- События развивались так. Начнем почти ab ovo .
Малюгин, набирая темп, перестав отдувать губы, глубоко засопел. Он лежал на спине, скрестив большие, поднимавшиеся и опускавшиеся на груди руки. Когда он захрапел, Нечаев поморщился, и Ардатов, дотянувшись до кровати полковника, дернул за простыню. Это не помогло, тогда Ардатов встал и переложил полковника на бок.
- А? Бу! Трикута!.. - пробормотал невразумительно Малюгин.
- Итак, этой весной, после зимней кампании, когда подсохло, стал вопрос: "Что дальше? Как вести войну дальше?" - начал академично спокойно Нечаев. - "Как и где?" Вопрос был аналогичный и для нас и для немцев. При всех наших поражениях, в прошлом году мы устояли: молниеносная война типа французской кампании вермахту не удалась, хотя пропагандистский аппарат Гитлера трубил на весь мир о победах под Белостоком, Минском, Лохвицей, Смоленском, Вязьмой… Что ж, победы у них были - не будь их, разве немцы подошли бы к Москве?
Ардатов, выпустив дым, не сдержался и вздохнул.
Нечаев приподнял бровь:
- Не надо так горько! Сейчас мы не имеем права на это, как… как вы не имеете права учить ребят географии.
Проведя линию на другой карте от Баренцова моря до Таганрога, прикинув по масштабу длину этой линии, Нечаев продолжал:
- К весне и они и мы имели фронт: по прямой - больше двух тысяч километров, с кривыми, видимо, к трем. Естественно, ни мы, ни они не могли наступать на всех направлениях, хотя, отметьте себе, войну немцы начали всеми тремя группами - "Север", "Центр", "Юг" - и практически наступали ими до зимы.

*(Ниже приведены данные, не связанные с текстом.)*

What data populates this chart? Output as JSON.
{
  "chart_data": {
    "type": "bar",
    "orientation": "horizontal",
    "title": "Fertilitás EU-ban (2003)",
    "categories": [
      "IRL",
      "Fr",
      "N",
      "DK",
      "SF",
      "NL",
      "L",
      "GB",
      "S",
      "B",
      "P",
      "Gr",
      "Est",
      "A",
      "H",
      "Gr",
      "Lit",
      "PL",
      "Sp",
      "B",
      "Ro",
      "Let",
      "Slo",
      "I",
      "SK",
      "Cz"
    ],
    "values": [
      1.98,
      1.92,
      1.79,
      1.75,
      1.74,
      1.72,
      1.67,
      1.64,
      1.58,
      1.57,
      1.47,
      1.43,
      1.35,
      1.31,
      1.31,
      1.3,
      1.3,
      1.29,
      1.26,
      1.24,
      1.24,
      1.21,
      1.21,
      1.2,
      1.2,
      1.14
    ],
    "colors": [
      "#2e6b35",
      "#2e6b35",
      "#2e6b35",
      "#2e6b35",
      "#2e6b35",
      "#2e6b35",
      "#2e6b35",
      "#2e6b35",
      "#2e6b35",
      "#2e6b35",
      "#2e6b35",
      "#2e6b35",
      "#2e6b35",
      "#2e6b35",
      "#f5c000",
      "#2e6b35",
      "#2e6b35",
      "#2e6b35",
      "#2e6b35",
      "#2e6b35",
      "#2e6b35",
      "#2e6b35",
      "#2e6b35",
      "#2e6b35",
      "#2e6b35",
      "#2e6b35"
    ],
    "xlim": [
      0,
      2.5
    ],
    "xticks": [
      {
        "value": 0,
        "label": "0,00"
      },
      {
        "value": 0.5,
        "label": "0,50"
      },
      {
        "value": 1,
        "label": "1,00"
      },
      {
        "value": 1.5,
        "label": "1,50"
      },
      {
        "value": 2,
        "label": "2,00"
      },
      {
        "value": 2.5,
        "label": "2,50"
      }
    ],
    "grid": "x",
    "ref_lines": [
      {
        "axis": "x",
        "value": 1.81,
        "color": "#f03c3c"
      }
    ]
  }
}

Этой же весной ни мы, ни они не могли наступать…
Подчеркнув "они", Нечаев медлил, давая возможность Ардатову понять разницу сорок первого и сорок второго.
- Ни мы, ни они! - повторил Ардатов. - Понял, понял, Варсонофий Михайлович! - сказал он возбужденно. - Вы видите в этом равенство. Вы его видите?
- Да! Именно - равенство. Равенство весной сорок второго как доказательство того, что немцы проиграли войну. Если мы ее не проиграли, а это могло быть только в сорок первом, значит - по большому счету - проиграли ее они.
Нечаев наклонился к Ардатову, так что лицо Нечаева теперь было совсем рядом - серьезное, хмурое, даже жестокое лицо - выражение жестокости появлялось, видимо, от холодных глаз, насупленных белесых бровей, плотно сжатого рта, вздернутого, раздвоенного ямочкой подбородка.
Крепко держа Ардатова за плечо, сжимая это плечо при каждом слове, как бы помогая воспринять значение этого каждого слова, Нечаев повторял и повторял:
- Раз мы не проиграли войну в сорок первом, а мы ее не проиграли, мы даже отшвырнули немцев от Москвы! - раз мы не проиграли войну в сорок первом, значит, мы ее вообще не проиграли! Это - ясно? Ясно?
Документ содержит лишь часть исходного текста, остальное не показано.